Hira- Ben onlardan farklıyım Ali. Bende bir zamanlar dekolteli falan giyinmiyordum ama bende giyiniyordum öyle. Onlar kendilerini sana senin gibi diyer erkekler göstermek için öyle giyinip kendilerini çöplüklerinin içerisinde daha çok boğuyorlar. Ben yolumu buldum, Ali huzuru buldum böyle. İsyanımı önledi. Özlemimden bir parça eksilmedi daha da artti ama Rabbim sabrımı verdi. ( gülümseyip mutfağa doru ileriledi)
Bende mutfağın kapısına yaslanıp onu izliyordum. Arkasını döndüyünde beni görüp yine korktu.
Hira- Ya Ali yeminmi ettin sen bu gün benim kalbimemi indireceksin ?
Bende öylece ona bakıp gülüyordum.birden gözlerim kesilen eline kayınca canımın yandığını nefesimin kesildiyini hiss ettim.
Hira- Ali uyandırdınmı Banunu. ( sitem ederek söylemişti)
Ali - Qaliba unutmuş ola bilirim.
Hira - Ya çocuk gibi beni korkut sonrada unutmuş ola bilirim. Lütfen Ali bey Banuyu uyandırımısınız. (Alayla söylüyordu)
Ali- Tamam gittim.
Merdivenleri çıkıp Banu uyuyan odaya çıktım. Banu ayaktaydı.
Ali- Banu abicim iyimisin hadi aşağıya inelim Hira ablan bizi bekliyor yemek için.
Banu- Tamam abi iniyorum sen in.
Aşağıya indiyim zaman Hira poşetleri eline almış öylece bana bakıyordu.
Hira- Ali bunlar ne?
Ali - Çocuklara birkaç eşya bişey aldım. Aç bak.
Hiranın yüzünde öyle bir güzel gülümseme oluştuki. Gözleri gülüyordu sabki. Hiranın gözleri konuşuyor en çok üzgünlüyüde , mutluluğuda. Birden yüzü düştü kızqın bir bakış attı bana.
Hira- Ali bunlarda ne?
Ali - Ne ne?
Hira- Bak bunlar.
Cips ve başka aburcuburu gösterdiyinde. Şaşkınlıkla ona baktım.
Ali- Sence ne Hira ? Gerçekten ne düşündüyünğ bilmek istiyorum .(alay ederk konuşmuştum)
Hira gerçekten kızmıştı fırtına öncesi sessizlikti qaliba.
Hira - Ali dalqa geçme! Zararlı bunlar ya zehirlenseler napıcaz o zaman. Sen ancak dalqa geçmeye bak.
Hira gerçekten kırılmıştı bana çünki poşetleri koltuğa bırakıp tekrar mutfağa geçti. Kırmıştım Masum Prensesi. Zaten hayat onu kırıyordu en sevdiyini kaybetmişti bende onu kırdım şimdi. Bende birşey demeden Mehmeti çağırıp elbiseleri verdi ablasına da götürdü elbiseleri. İkiside giyinip inmiştiler aşağıya.
Hira- Yemek hazır gelin sofraya koydum.
Çocuklar geldi o sırada masaya oturdular.
Ali- Hira ben gidiyim artık.
Hira - Ali eyer yemek yemezsen bir daha konuşmam seninle!( yüzü hala düşüktü Masum Prensesimin)

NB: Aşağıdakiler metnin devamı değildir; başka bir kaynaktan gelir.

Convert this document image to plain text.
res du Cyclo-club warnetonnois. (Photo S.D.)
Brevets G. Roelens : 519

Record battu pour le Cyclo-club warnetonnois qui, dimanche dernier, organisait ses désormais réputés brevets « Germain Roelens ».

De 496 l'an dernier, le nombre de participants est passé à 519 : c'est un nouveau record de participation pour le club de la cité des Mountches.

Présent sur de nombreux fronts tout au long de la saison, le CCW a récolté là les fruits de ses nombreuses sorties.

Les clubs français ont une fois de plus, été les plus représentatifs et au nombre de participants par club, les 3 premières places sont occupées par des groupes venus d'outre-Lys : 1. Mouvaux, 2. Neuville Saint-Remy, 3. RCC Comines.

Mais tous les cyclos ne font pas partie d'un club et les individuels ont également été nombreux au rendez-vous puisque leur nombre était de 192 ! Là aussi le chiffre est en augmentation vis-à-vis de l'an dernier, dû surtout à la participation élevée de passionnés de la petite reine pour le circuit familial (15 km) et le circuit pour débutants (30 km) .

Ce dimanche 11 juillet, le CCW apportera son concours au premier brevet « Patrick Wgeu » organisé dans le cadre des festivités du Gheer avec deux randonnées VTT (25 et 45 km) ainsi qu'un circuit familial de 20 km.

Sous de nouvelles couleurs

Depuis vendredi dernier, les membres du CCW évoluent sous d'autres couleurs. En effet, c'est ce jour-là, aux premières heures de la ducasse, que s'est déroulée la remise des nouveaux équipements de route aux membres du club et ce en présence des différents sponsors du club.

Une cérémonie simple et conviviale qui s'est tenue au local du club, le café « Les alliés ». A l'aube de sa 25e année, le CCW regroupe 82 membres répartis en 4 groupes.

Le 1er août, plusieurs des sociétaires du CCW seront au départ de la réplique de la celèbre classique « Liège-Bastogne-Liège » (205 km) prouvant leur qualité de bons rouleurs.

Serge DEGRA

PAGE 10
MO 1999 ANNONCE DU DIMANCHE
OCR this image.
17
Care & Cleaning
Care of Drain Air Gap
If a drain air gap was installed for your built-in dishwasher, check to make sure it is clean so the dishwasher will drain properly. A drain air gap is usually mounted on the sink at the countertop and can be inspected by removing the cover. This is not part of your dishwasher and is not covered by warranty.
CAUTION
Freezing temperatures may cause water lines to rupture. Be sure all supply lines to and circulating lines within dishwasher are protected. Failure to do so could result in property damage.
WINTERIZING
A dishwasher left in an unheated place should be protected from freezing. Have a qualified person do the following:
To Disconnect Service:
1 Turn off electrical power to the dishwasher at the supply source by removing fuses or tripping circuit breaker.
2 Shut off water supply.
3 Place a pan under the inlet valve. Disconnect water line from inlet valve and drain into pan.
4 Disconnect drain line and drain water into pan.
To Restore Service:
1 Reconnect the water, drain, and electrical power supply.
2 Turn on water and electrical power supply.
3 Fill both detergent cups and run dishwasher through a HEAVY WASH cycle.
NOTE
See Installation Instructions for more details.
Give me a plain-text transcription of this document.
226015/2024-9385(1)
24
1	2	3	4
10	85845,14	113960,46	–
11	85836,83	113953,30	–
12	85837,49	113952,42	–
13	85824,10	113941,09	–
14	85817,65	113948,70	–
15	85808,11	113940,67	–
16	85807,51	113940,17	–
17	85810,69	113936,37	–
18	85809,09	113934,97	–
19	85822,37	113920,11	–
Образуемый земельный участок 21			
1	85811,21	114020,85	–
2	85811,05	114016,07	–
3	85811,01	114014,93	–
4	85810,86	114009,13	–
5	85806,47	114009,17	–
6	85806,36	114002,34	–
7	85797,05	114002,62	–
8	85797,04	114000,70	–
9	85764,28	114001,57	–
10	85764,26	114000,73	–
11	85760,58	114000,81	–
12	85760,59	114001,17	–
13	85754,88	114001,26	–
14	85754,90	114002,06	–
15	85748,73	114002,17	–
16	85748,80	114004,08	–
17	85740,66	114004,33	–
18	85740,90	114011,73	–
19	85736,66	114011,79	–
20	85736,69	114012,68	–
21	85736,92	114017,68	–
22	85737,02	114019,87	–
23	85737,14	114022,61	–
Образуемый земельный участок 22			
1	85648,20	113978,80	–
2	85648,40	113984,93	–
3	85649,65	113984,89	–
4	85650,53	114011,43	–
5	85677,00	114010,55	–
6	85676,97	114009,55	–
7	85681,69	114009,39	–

Birşey söylemeden oturdum masaya. Hira tabağa bende Hiraya bakıyordum.
Ali- Hira küsmüyüz?
Hira- Hayır
Ali- O zaman neden böylesin?
Hira- Ben birşey yapmıyorum Ali.
Ali- Hira bir daha bana sesini yükseltme.! Ne zan ediyorsun kendini istediyin zaman gel istediyin zaman git diyebileceyinimi.
Hiranın gözleri dolmuştu. Ama akıtmadı gözlerindeki yaşları.
Ali- Afiyyet olsun size. Çocuklar birşeye ihtiyacınız olursa numaramı yazdım kağıda ararsınız.
İkisininde başından öpüp çıktım evden. Allah benim belamı versin üzmüştüm Masum Prensesi. Eve gelmiştim ki, telefonumun Hiralarda kaldığını fark ettim. Arabayı yeniden çalıştırıp Hiranın evine geri döndüm. Hirayla evimiz uzaktı 1 saatlik yol vardı.
..........................................................
Hiranın evine geldiyimde kapının zilini çaldım.
Banu- Kim o?
Ali- Abicim benim Ali aç kapıyı.
Banu kapıyı açtı.
Ali- Nasılsın canım( başını öptum) omuzlarından tutup kendime çektim öylece yürüyorduk evin içerisinde.
Ali- Hira ablan nerede?
Banu-Abi ben yukardaydım odada, kapının sesine indim aşağıya. En son gördüyümde namazını kılıyordu. Abi birde üzerinde bir erkek hırkası var öylece sarılıp oturmuştu sonra Mehmetle cizgi film izliyorlardı. Salonda olmalılar.Salona gitdik ikimizde Hira Mehmetin üzerini örtmüştü öylece sarılıp uyuyolardı. Kalbim sıkıştı bir anlık uyku onu daha da bi masumlaştırıyordu. Nasıl küstüre bildim ki onu. Kalbini nasıl kazanıcam. Ya o hırka kimin. Hiraya yakınlaştığımda gözlerinin altı burnu kıpkırmızı olmuştu ayni deniz kenarındakı gibi. Ağlamışmıydı benim yüzümdenmi. Düşüyordum ki banu konuştu.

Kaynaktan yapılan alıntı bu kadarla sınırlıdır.